Em 1997, foi criado o Grupo ADID de Teatro com o objetivo de desenvolver, sobretudo as dificuldades de fala, de memorização, de mobilidade e outras limitações típicas da síndrome de Down montado inicialmente o espetáculo Dom Quixote, que estreou em 1998. Uma apresentação de resultado retumbante, apesar da encenação muito simples, com 12 atores, 12 páginas de texto e 25 minutos de duração.
Com o passar dos anos foram criados espetáculos variados e ricos em recursos cênicos. O Grupo ADID de Teatro tem conquistado reconhecimento nacional, realizando apresentações em festivais e mostras de teatro inclusivo. Além disso, o grupo também promove oficinas e workshops para capacitar outras pessoas com deficiência e incentivar a inclusão através do teatro. O trabalho do Grupo ADID de Teatro é um exemplo inspirador de superação, talento e inclusão da pessoa com síndrome de Down no mundo das artes.
O Grupo ADID de Teatro conquistou um patamar de qualidade artística possivelmente muito além do que já se viu em outros grupos que trabalham o teatro com pessoas com deficiência no Brasil, como se observa num breve apanhado de todas as peças realizadas pelo grupo:
Aquele que diz sim e Aquele que diz não, de Bertolt Brecht, é uma obra composta por duas peças curtas que apresentam uma mesma situação com desfechos diferentes, convidando à reflexão crítica. A história acompanha um jovem que decide integrar uma expedição junto a um grupo que atravessa montanhas em busca de um objetivo coletivo. Durante o percurso, o jovem adoece e passa a representar um obstáculo para a continuidade da viagem.
Na primeira versão, “Aquele que diz sim”, o grupo segue uma tradição segundo a qual, quando um integrante não pode continuar, deve aceitar ser deixado para trás ou sacrificado em nome do bem coletivo. O jovem, então, concorda com essa decisão, reforçando a ideia de aceitação das normas estabelecidas.
Já na segunda versão, “Aquele que diz não”, a mesma situação é apresentada, porém o jovem questiona essa tradição e se recusa a aceitar o desfecho imposto. Essa recusa provoca uma ruptura com o pensamento automático e convida à revisão das regras, destacando a importância do questionamento e da transformação social.
A obra propõe uma reflexão sobre obediência, responsabilidade coletiva, pensamento crítico e a necessidade de analisar e, quando necessário, modificar tradições e normas sociais.
Sonho de uma Noite de Verão, de William Shakespeare, é uma comédia que se passa na cidade de Atenas e em uma floresta próxima, onde se cruzam histórias de personagens humanos e seres mágicos.

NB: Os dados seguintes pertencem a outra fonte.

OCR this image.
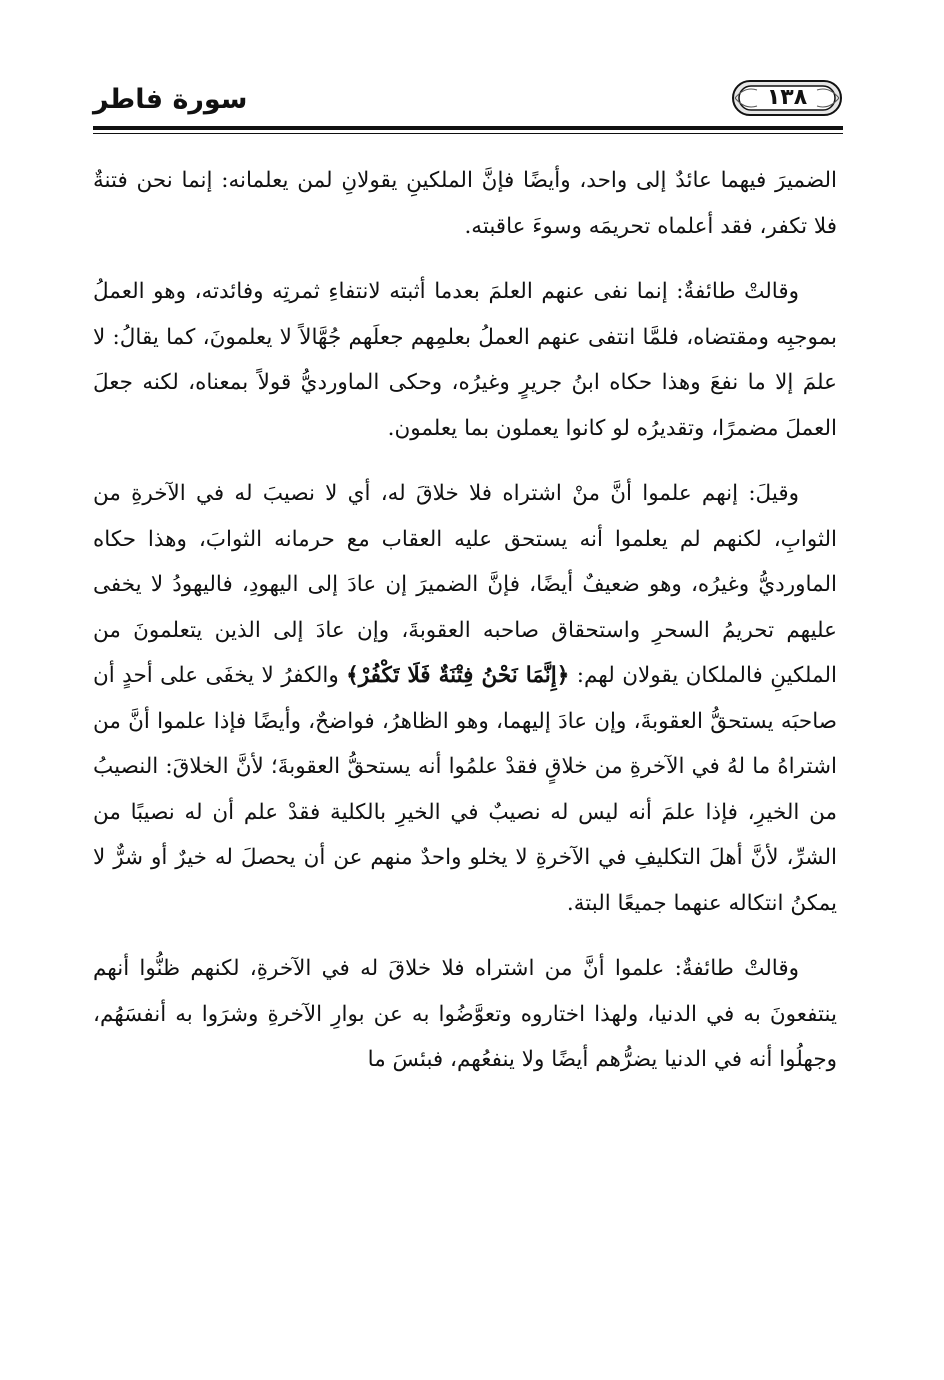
سورة فاطر	١٣٨

الضميرَ فيهما عائدٌ إلى واحد، وأيضًا فإنَّ الملكينِ يقولانِ لمن يعلمانه: إنما نحن فتنةٌ فلا تكفر، فقد أعلماه تحريمَه وسوءَ عاقبته.

وقالتْ طائفةٌ: إنما نفى عنهم العلمَ بعدما أثبته لانتفاءِ ثمرتِه وفائدته، وهو العملُ بموجبِه ومقتضاه، فلمَّا انتفى عنهم العملُ بعلمِهم جعلَهم جُهَّالاً لا يعلمونَ، كما يقالُ: لا علمَ إلا ما نفعَ وهذا حكاه ابنُ جريرٍ وغيرُه، وحكى الماورديُّ قولاً بمعناه، لكنه جعلَ العملَ مضمرًا، وتقديرُه لو كانوا يعملون بما يعلمون.

وقيلَ: إنهم علموا أنَّ منْ اشتراه فلا خلاقَ له، أي لا نصيبَ له في الآخرةِ من الثوابِ، لكنهم لم يعلموا أنه يستحق عليه العقاب مع حرمانه الثوابَ، وهذا حكاه الماورديُّ وغيرُه، وهو ضعيفٌ أيضًا، فإنَّ الضميرَ إن عادَ إلى اليهودِ، فاليهودُ لا يخفى عليهم تحريمُ السحرِ واستحقاق صاحبه العقوبةَ، وإن عادَ إلى الذين يتعلمونَ من الملكينِ فالملكان يقولان لهم: ﴿إِنَّمَا نَحْنُ فِتْنَةٌ فَلَا تَكْفُرْ﴾ والكفرُ لا يخفَى على أحدٍ أن صاحبَه يستحقُّ العقوبةَ، وإن عادَ إليهما، وهو الظاهرُ، فواضحٌ، وأيضًا فإذا علموا أنَّ من اشتراهُ ما لهُ في الآخرةِ من خلاقٍ فقدْ علمُوا أنه يستحقُّ العقوبةَ؛ لأنَّ الخلاقَ: النصيبُ من الخيرِ، فإذا علمَ أنه ليس له نصيبٌ في الخيرِ بالكلية فقدْ علم أن له نصيبًا من الشرِّ، لأنَّ أهلَ التكليفِ في الآخرةِ لا يخلو واحدٌ منهم عن أن يحصلَ له خيرٌ أو شرٌّ لا يمكنُ انتكاله عنهما جميعًا البتة.

وقالتْ طائفةٌ: علموا أنَّ من اشتراه فلا خلاقَ له في الآخرةِ، لكنهم ظنُّوا أنهم ينتفعونَ به في الدنيا، ولهذا اختاروه وتعوَّضُوا به عن بوارِ الآخرةِ وشرَوا به أنفسَهُم، وجهلُوا أنه في الدنيا يضرُّهم أيضًا ولا ينفعُهم، فبئسَ ما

A trama acompanha quatro jovens envolvidos em um conflito amoroso: Hérmia ama Lisandro, mas é pressionada por seu pai a se casar com Demétrio, que, por sua vez, é amado por Helena. Ao decidirem fugir para a floresta, os jovens acabam se envolvendo em uma série de acontecimentos marcados por enganos e desencontros.
Paralelamente, na floresta, o rei e a rainha das fadas, Oberon e Titânia, vivem um desentendimento. Oberon utiliza uma poção mágica do amor, aplicada com a ajuda de seu servo Puck, para interferir nos sentimentos dos personagens, o que intensifica ainda mais as confusões amorosas. Ao mesmo tempo, um grupo de trabalhadores ensaia uma peça teatral, contribuindo para o tom cômico da obra, especialmente quando um deles é transformado magicamente, gerando situações inusitadas.

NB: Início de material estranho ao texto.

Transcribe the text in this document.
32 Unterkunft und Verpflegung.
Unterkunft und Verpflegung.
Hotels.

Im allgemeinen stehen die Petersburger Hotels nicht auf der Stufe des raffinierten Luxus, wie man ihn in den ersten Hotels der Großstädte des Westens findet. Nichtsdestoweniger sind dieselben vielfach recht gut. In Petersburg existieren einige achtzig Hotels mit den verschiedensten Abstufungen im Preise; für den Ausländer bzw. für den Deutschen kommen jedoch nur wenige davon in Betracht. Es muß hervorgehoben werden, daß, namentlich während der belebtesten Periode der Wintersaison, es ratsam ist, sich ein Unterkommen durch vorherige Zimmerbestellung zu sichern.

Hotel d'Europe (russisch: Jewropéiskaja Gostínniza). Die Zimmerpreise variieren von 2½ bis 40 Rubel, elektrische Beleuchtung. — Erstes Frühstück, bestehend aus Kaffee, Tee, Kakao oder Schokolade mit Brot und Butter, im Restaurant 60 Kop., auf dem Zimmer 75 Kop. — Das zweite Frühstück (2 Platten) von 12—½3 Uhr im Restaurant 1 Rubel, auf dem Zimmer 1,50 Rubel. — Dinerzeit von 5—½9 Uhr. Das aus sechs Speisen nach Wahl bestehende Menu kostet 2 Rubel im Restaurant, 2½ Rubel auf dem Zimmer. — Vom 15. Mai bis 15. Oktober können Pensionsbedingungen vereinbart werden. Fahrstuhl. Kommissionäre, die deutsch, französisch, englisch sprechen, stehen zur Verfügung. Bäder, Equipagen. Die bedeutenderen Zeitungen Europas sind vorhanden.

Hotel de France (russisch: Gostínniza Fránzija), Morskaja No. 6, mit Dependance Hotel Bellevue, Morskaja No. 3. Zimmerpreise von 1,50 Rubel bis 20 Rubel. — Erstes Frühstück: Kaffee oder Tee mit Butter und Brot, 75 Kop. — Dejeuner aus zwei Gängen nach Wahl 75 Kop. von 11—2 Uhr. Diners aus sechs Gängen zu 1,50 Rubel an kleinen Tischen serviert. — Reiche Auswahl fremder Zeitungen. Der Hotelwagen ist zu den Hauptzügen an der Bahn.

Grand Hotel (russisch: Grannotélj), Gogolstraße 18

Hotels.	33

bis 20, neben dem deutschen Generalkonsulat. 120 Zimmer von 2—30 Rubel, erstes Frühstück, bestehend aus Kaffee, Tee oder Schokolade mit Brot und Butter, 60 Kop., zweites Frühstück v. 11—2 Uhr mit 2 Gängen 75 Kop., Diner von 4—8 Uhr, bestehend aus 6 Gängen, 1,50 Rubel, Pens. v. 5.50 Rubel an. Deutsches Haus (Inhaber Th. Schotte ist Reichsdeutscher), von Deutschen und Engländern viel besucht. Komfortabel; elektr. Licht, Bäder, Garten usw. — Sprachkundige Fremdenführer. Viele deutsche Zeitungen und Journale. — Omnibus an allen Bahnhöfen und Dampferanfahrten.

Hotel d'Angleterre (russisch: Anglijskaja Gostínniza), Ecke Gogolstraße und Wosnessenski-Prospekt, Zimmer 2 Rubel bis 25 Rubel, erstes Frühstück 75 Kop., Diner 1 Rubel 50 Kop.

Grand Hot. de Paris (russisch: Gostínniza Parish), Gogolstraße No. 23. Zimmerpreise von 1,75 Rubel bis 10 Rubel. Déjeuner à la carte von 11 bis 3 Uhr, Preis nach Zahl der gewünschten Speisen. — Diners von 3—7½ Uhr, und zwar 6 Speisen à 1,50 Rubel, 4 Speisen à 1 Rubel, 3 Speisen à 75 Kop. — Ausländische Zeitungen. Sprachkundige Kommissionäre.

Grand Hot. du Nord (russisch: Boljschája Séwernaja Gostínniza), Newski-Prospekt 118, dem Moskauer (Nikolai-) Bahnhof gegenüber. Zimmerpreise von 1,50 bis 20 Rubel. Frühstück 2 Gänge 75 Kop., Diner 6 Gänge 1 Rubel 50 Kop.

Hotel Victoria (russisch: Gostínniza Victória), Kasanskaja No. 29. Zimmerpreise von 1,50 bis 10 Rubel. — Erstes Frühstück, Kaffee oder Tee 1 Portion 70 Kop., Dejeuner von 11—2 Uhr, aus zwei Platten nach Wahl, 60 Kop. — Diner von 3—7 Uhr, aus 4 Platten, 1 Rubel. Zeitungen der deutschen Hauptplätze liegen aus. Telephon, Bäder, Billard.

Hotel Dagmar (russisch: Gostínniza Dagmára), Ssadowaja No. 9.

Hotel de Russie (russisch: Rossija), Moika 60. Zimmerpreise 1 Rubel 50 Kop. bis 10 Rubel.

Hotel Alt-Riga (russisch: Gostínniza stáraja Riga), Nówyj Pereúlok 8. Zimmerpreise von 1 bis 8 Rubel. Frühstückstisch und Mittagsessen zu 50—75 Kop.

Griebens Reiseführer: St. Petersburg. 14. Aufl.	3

Ao final, os encantamentos são desfeitos, os equívocos são corrigidos e os casais são restabelecidos de forma harmoniosa. A peça se encerra com celebrações e casamentos, reforçando o caráter leve e festivo da narrativa. A obra aborda temas como o amor, a fantasia, os sonhos e os enganos, explorando, de forma bem-humorada, a complexidade das relações humanas.